National Research Council Ponders Nutrients Requirements for Horses Update…………Scientists are working to decide whether to update the National Research Council’s Nutrients Requirements for Horses and, if they go ahead with a revision, you might be able to help…… https://thehorse.com/162976/national-research-council-ponders-nutrients-requirements-for-horses-update/
The sixth revision of the National Research Council (NRC) Nutrient Requirements of Horses is now over 10 years old and it continues to provide the basics for ensuring that nutrient requirements of most categories of horses are generally met and not exceeded to the point of toxicity or reduced to the point of deficiency.
As the most widely used reference standard for horses, NRC guidelines enable calculation of feed requirements according to weight and activity level. They are based on the minimum amounts of nutrients needed to prevent illness, lesions or growth retardation in 50% of horses. What this means from a practical point of view is that minimum requirements aim to avoid deficiencies in 50% of horses. Failure to recognise and account for the other 50% of horses, and those requiring precise and fine-tuned nutrition can lead to improper use of the NRC minimum requirements.
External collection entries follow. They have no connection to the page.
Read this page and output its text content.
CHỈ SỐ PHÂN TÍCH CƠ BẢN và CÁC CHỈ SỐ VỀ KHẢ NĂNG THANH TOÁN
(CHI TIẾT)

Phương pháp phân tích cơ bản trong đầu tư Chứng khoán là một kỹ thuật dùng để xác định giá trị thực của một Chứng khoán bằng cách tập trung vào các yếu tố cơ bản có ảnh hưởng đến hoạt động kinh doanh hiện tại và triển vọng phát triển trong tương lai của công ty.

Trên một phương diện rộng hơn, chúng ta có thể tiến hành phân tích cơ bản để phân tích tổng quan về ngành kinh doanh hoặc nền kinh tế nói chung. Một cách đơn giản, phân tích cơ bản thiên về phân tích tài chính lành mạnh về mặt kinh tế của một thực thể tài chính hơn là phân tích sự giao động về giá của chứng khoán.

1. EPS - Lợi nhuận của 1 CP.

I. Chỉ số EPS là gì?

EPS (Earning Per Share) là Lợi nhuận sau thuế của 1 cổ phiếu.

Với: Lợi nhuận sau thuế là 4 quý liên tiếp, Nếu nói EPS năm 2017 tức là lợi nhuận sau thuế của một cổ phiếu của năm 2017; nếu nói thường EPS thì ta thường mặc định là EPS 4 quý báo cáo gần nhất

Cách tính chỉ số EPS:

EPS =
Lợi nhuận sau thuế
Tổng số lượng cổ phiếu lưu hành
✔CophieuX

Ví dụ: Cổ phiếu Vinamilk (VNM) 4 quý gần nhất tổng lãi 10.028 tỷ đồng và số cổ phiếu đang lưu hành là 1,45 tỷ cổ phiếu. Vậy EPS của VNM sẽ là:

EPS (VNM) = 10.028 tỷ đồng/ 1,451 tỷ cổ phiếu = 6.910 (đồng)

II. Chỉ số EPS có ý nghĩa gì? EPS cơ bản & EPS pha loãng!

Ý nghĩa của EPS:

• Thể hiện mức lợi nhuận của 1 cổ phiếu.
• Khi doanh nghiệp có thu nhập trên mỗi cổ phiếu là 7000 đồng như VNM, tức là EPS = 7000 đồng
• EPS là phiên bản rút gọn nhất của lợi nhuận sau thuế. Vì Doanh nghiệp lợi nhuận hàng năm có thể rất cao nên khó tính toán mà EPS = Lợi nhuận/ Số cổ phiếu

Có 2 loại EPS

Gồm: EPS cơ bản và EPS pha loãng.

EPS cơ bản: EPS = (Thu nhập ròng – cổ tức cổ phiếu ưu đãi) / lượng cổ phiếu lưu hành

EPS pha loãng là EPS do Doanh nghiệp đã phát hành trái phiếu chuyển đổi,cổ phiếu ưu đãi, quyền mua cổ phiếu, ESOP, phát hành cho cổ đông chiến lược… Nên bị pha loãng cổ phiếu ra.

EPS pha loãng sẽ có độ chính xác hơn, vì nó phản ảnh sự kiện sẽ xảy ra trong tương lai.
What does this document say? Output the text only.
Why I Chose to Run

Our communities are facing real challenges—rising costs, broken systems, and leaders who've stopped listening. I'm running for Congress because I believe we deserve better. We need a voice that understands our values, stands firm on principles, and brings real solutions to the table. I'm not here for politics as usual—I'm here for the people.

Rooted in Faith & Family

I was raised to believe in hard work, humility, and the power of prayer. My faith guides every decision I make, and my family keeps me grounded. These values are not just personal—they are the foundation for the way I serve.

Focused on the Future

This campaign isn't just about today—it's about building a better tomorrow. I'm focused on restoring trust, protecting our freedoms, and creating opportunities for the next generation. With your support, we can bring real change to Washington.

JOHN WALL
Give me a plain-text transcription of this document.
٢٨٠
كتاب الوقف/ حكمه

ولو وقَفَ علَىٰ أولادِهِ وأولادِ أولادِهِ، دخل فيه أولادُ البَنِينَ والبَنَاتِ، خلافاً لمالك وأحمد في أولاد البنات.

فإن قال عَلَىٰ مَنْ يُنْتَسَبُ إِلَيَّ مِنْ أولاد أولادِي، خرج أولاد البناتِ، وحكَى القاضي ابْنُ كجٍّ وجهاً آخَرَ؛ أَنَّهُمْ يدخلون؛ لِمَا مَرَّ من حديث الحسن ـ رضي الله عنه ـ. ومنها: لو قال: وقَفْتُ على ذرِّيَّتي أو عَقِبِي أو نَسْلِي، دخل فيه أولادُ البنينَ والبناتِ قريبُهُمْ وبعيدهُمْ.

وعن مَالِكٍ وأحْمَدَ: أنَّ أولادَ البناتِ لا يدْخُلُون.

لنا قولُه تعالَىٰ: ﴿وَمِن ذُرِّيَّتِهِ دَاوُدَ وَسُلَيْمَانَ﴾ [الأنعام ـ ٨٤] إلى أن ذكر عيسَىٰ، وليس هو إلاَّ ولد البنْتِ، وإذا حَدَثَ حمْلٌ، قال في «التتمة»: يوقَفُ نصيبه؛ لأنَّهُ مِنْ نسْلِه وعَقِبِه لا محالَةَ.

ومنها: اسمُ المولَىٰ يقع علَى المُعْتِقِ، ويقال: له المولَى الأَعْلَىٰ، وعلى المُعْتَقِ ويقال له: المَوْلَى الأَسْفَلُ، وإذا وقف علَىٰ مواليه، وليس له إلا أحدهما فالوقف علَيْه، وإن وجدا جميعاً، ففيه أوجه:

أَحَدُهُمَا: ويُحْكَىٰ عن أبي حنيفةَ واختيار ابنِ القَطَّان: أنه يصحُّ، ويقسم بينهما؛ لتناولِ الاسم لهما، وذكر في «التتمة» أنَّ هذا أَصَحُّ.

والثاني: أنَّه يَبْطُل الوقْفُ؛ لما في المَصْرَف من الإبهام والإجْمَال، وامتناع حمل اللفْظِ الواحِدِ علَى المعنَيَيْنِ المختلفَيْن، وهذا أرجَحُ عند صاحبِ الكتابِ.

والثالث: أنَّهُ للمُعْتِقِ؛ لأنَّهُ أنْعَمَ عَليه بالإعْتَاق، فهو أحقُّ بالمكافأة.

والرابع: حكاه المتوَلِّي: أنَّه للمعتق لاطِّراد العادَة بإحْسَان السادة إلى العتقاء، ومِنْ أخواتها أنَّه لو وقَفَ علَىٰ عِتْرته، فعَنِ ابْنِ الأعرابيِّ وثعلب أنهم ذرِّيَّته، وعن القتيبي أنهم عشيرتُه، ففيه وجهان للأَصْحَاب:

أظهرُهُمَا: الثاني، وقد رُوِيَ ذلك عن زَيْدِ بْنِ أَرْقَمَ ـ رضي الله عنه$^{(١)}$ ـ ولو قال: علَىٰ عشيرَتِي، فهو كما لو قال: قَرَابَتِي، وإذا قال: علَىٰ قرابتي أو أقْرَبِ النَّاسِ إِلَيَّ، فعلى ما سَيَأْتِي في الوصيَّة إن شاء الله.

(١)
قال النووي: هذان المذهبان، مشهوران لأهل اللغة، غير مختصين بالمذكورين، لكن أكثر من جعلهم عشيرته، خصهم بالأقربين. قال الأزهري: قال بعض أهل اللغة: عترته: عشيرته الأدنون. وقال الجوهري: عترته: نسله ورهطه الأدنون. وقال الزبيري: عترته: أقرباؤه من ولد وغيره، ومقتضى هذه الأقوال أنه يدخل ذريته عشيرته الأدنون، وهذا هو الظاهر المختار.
In addition, optimal health, tissue, cell and organ function – not to mention performance and growth – are affected long before clinical signs of deficiency appear. NRC has few recommendations for optimum nutritional management of horses with impaired health or veterinary conditions. Fine-tuned, specific nutritional management is necessary for horses affected with hepatic diseases, renal diseases, metabolic (equine metabolic syndrome, laminitis, pituitary pars intermedia dysfunction) and digestive system problems, particularly colic.
In other species, to ensure the diet at least reaches the lowest optimum level, feeding levels are about 1.3 to 2 times NRC values. And in humans, the recommended daily intakes are two standard deviations above the average minimum requirements – making them appropriate for 98% of people. Applying these adjustments to the horse, the recommended daily intakes would be around 1.2 times the NRC for maintenance and 1 ½ times for growing horses. Ongoing research suggests that horses should be fed 2—5 times the NRC vitamin A levels for growth and reproduction and 2—3 times the NRC-recommended copper intake.
Estimates of the horse’s nutrient requirement and the intake and nutrient content of all the feeds in the diet are found in textbooks. The mathematical drudgery of ration evaluation, equations and calculations has been relieved by development of diet analysis software. There are many programs available which calculate the total diet and or daily intakes, then compare these sets of values with nutritional goals, such as the nutrient requirements of horses. Each program has its own inherent strengths and weakness.
Caution and care are required with mathematical evaluations alone. They do not account for what can be safely fed under different feeding systems. To be as accurate as possible, complete and individualised for each horse, an understanding of equine physiology, feedstuffs and feeding plans is important. For example, the appropriateness of energy intake is commonly assessed by the body condition score which was developed in America to quantify fat cover in pregnant quarter horse mares. It is a blunt instrument when applied to non-pregnant, non-quarterhorse, non-mares.
Nutritional science is often used to determine minimum nutrient requirements — whereas practical nutrition meets optimum ranges for specified purposes. Most diet analysis software for horses uses average values for requirements, compositions of ingredients, and intakes of forages and feeds to produce a single solution, i.e. one diet or one supplement. When diet analyses are performed at Jenquine, we work with your veterinarian as required, and our ranges are based partly on the literature and partly on our own experiences with all manner of horses – i.e. basically anything that whinnies – from all over the world. Factors we consider include geographic location, medical history, exercise, genetics, epigenetics, exercise and discipline, individual metabolism, bodyweight, body composition and body condition.
Fortunately and thankfully, with scientific rigour, the NRC continues to establish optimal ranges. As well as science, practical experience, contributes to the craft, the art, the science and the technology. Our overarching aim every day is to bring this to horses and their owners.